London has lots to offer when it comes to art and culture. Last week I went to see "Audrey Hepburn: Portraits of an Icon" in the National Portrait Gallery.
Audrey Hepburn is by far my favourite style icon. She was always dressed very elegantly and classy. In every day life she often wore pants paired with a simple black or breton striped tee, or a crisp white button down shirt. In a lot of her films she was dressed in colourful and glamorous outfits designed by Hubert de Givenchy with whom she had a very special relationship.

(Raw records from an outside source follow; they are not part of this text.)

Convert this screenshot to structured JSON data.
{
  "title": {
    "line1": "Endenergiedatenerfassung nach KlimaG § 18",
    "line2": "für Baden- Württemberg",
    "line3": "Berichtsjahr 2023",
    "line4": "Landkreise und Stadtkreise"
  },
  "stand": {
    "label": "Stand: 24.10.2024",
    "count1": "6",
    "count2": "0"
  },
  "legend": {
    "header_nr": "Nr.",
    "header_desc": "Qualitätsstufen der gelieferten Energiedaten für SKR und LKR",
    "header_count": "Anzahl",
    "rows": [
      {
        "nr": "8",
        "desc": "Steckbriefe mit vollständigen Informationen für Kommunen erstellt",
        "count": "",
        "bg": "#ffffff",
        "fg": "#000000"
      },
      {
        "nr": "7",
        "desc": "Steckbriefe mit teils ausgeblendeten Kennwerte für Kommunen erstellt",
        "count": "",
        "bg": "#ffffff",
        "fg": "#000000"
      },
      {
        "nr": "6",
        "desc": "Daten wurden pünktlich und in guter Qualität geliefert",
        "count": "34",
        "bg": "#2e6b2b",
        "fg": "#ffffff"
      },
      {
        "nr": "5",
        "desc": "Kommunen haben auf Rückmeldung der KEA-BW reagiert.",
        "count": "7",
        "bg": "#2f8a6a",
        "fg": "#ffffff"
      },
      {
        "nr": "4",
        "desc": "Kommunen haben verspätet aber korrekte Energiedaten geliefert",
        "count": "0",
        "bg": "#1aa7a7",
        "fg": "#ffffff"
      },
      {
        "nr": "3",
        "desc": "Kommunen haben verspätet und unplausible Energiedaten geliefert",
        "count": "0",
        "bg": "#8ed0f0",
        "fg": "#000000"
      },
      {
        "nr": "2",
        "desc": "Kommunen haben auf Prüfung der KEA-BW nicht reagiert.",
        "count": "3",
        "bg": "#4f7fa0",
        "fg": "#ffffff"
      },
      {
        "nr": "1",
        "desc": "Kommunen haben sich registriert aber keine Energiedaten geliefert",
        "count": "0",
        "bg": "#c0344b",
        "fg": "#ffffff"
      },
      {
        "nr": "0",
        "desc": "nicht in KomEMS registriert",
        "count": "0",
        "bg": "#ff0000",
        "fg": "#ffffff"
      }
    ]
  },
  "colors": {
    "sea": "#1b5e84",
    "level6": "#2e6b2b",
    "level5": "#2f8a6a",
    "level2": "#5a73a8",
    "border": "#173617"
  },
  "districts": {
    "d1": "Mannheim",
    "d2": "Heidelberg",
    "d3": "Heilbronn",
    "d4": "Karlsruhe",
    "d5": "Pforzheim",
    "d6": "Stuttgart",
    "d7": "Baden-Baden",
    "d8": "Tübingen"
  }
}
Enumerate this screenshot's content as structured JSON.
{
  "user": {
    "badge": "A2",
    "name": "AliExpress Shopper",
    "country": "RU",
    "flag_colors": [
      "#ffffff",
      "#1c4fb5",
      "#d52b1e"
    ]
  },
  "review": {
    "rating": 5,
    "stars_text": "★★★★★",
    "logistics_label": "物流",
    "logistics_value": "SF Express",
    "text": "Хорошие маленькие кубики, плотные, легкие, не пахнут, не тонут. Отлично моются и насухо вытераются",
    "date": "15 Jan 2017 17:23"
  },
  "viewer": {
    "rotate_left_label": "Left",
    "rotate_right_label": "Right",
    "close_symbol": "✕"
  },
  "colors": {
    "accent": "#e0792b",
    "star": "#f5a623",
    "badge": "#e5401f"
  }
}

In fact, Audrey's style wasn't just fashionable when she lived, she really made her mark on fashion by creating wardrobe classics that are still stylish today. Some timeless classic pieces that will fit in any woman's wardrobe are the following:
The Little Black Dress
But of course, Audrey wasn't only a fashion icon, but a film icon as well. She starred in lots of different films from comedies to literary dramas. My top 3 favourite Audrey Hepburn films are:
- Breakfast at Tiffany's
- My Fair Lady
- Funny Face
Later in her life Audrey became an active humanitarian. She served as Goodwill Ambassador for United Nations International Chidren's Emergency Fund (UNICEF), from 1988 until her death in January 1993. Audrey used her fame to raise awareness for UNICEF and the needs of children. She travelled to amongst others Ethiopia, the Sudan, El Salvador, Bangladesh, Vietnam, and Somalia.
I think Audrey Hepburn isn't just inspiring when it comes to fashion, but also when it comes to the way she lived her life. She was very elegant and cared a lot about other people. She was also a positive person, as can be seen in the quotes below, and I think aspiring to be a bit like Audrey wouldn't hurt anyone.
Nothing is impossible, the word itself says 'I'm possible'!
The most important thing is to enjoy your life - to be happy - it's all that matters.
As you grow older, you will discover that you have two hands, one for helping yourself, the other for helping others.
You can visit "Audrey Hepburn: Portraits of an Icon"
at the National Portrait Gallery until the 18th of October.